After completing three years of military duty and taking a year out to travel the world, Hoter got an opportunity to take her jazz training up a further peg or two.
“I initially thought of going to Berklee [College of Music in Boston].
I was accepted but I didn’t get a grant, and the studies there are really expensive.”
Help soon arrived from a very different part of the world, and she was offered the chance to complete a music degree at New Park Music College in Dublin, Ireland.
“That was really crazy and great,” she recalls. “At Rimon, we did so many things. But, in Dublin, it was only jazz. It was really intense, and I learned a lot.”
She also hooked up with a like-minded bunch of siblings in musical arms, including Italian bassist Marco Santaroni, Venezuelan-born pianist Leopoldo Osio and Peruvian drummer Cote Calmet who, with Israeli saxophonist and clarinet player Jonathan Klein, all play on the new CD. Hoter wrote all the arrangements.
It appears that the singer’s variegated musical talents also stretch into instrumental realms.
“I play a bit on all sorts of things, but piano is my main instrument,” she says, adding that she is not about to take any of her sidemen’s berths. “I mainly use piano for composing. I like to try to focus on one thing at a time. When I am performing, I concentrate wholly on singing. That is tough enough.
For me, singing is emotion. That’s enough for me.”
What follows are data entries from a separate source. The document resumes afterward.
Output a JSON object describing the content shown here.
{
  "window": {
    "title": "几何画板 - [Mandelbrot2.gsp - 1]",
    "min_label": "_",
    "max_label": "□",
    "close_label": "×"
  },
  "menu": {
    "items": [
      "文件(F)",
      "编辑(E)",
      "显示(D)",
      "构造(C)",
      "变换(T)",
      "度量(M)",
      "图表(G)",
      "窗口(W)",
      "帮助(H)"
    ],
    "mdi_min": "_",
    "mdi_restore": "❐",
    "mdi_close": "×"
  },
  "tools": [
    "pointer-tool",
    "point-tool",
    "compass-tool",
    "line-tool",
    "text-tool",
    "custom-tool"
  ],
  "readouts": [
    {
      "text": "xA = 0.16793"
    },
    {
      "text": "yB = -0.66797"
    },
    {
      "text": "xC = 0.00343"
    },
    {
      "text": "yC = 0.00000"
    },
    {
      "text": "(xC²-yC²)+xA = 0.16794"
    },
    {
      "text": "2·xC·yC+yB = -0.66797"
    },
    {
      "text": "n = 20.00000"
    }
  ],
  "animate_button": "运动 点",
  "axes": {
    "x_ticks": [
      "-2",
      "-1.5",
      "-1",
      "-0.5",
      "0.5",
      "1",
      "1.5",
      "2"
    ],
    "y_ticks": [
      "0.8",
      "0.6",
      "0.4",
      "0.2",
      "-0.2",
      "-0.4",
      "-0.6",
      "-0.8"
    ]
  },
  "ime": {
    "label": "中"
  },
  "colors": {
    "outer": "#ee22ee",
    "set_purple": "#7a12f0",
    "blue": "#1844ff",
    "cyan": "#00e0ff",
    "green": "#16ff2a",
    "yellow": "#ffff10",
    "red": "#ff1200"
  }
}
Hoter does not always come across as a bona fide jazz vocalist on Earth Color, which is not at all a bad thing. There are Ella-like riffs and the sort of delivery one might expect from a “genuine” jazz singer, but there is other fare too, when Hoter appears to simply sing as the mood, and the material at hand, require. These are still early days for the young singer, but that bodes well for the possibility of Hoter coming with up with all kinds of interesting goods in the years to come.